Erdoğan, suyun insanlık için vazgeçilmez bir nimet olduğunun altını çizerek, "Sadece hayatımız için değil ekonomik kalkınma, büyüme için de su ikamesi olmayan unsurlardan biridir. Bu ihtiyacı sürdürülebilir şekilde karşılayabilmek için mevcut kaynakları en verimli şekilde kullanmak ve israfı engellemek önem arz ediyor. Nüfusun hızla çoğalması, iklim değişikliği, kuraklık gibi sebeplerle su ihtiyacının giderek artığını görüyoruz. Su ihtiyacı artarken, insanlığın istifadesinde bulunan su kaynakları günden güne azalıyor. Bu daralma beraberinde kuraklığı, yoksulluğu ve açlığı getiriyor. Su kıtlığına bağlı olarak ekolojik denge bozulmakta, insanlığın gıda güvenliği tehlikeye girmektedir. Bu vahim tablo ise sosyal çalkantılara, düzensiz göçe, kıtlıktan beynelmilel gerilimlere kadar pek çok soruna sebebiyet veriyor Bazı kuruluşlar 2025'e kadar su kıtlığı yüzünden 700 milyon fazla kişinin göç riski altında kalabileceğini ifade ediyor" şeklinde konuştu.

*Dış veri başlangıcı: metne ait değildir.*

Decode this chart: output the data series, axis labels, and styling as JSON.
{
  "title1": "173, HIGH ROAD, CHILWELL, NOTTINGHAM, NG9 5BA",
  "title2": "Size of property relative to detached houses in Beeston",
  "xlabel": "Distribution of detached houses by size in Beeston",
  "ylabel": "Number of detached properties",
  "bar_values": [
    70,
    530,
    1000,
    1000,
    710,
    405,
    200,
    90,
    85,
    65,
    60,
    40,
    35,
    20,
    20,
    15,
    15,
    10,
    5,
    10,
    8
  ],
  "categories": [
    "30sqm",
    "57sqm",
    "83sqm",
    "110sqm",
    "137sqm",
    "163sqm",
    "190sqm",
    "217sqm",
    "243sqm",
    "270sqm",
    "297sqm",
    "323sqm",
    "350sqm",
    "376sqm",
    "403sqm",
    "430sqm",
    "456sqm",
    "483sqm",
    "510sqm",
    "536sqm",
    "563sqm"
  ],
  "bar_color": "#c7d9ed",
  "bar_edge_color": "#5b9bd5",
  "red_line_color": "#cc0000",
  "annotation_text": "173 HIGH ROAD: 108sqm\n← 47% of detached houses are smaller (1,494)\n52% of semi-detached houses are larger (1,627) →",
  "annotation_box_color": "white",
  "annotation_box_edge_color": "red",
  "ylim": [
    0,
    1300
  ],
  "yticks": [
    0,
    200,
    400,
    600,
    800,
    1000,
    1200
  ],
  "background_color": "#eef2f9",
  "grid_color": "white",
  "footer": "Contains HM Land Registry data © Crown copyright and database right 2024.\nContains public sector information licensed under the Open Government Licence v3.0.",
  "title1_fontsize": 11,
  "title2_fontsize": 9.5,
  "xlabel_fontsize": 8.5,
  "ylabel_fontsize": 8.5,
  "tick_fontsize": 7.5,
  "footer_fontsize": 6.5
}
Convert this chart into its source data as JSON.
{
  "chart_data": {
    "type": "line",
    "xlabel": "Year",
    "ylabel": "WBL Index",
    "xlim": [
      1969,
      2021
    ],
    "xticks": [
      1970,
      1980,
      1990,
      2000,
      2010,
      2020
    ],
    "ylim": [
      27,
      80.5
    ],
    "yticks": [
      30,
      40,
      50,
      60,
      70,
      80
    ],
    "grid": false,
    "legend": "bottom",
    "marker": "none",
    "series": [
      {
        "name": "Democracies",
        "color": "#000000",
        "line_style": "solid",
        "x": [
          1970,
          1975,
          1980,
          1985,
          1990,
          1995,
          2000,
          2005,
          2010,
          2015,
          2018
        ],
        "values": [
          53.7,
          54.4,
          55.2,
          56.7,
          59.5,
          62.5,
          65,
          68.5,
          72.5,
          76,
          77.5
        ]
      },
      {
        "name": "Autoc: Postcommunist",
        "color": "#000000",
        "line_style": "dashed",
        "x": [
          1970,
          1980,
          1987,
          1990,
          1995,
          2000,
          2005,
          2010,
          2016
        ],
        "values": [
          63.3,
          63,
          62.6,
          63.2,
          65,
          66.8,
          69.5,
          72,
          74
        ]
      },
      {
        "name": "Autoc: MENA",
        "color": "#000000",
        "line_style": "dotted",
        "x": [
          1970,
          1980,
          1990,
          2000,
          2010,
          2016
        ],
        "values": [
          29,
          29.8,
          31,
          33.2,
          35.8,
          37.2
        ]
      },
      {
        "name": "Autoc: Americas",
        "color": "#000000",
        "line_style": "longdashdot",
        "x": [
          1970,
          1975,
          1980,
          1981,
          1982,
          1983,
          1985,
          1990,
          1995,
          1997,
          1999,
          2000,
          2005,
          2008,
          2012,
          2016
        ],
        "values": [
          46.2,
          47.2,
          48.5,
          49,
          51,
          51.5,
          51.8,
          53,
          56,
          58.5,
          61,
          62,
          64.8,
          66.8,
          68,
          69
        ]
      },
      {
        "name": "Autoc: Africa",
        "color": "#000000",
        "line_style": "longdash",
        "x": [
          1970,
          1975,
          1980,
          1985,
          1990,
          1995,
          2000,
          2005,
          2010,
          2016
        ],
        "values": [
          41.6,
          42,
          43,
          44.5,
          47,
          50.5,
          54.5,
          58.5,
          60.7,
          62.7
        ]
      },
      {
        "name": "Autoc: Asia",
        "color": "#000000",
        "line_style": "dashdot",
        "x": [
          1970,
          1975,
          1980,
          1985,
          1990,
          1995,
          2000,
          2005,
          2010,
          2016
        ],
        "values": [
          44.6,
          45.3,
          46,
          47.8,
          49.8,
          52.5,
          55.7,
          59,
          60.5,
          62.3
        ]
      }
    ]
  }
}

'SU STRESİ ÇEKEN BİR ÜLKEYİZ'

Erdoğan, dünyadaki karamsar tablodan Türkiye'nin etkilenmesinin mümkün olmadığını belirterek, şöyle konuştu:

"Biz toplumumuzdaki yaygın kanaatin aksine su zengini bir ülke de değiliz. Bilakis kişi başına kullanılabilir su miktarı dikkate alındığında, su stresi çeken bir ülkeyiz. Ayrıca elimizdeki sınırlı su kaynaklarını Irak ve Suriye gibi iki komşu ile paylaşmak mecburiyetindeyiz. Komşularımızın su ihtiyaçlarının karşılanması noktasında gereken hassasiyeti bu güne kadar hep sergiledik. Su meselesini, ikili ilişkilerimizde tehdit veya pazarlık aracına hiçbir zaman dönüştürmedik. Bundan sonra aynı hakkaniyetli tavrımızı devam ettireceğiz. Suyumuzu korumakla vatanımızı korumak arasında mahiyet itibariyle hiçbir fark yoktur. Bunun için üzerimize düşen görevler vardır. Tarımsal sulama sistemlerini yenilememiz ve geliştirmemiz gerekiyor. İçme ve sulama suyuyla ilgili altyapılardaki kayıp-kaçak oranını düşürmeliyiz. Bireysel tasarrufu teşvik ederek mevcut kaynaklarımızı daha verimli kullanmalıyız. Su kaynaklarımızı kirlilikten ve diğer olumsuz etkilerden korumalıyız. Bu anlayışla suyun gücünü milletle buluşturma hedefiyle su alanına yatığımız yatırımların toplam bedeli 255 milyar lirayı geçiyor. 19 yılda çevrecilik adına ruhen ve fiziken çevreyi kirletenlere inat ülkemize 600’ü baraj 8 bin 697 yeni tesis kazandırdık."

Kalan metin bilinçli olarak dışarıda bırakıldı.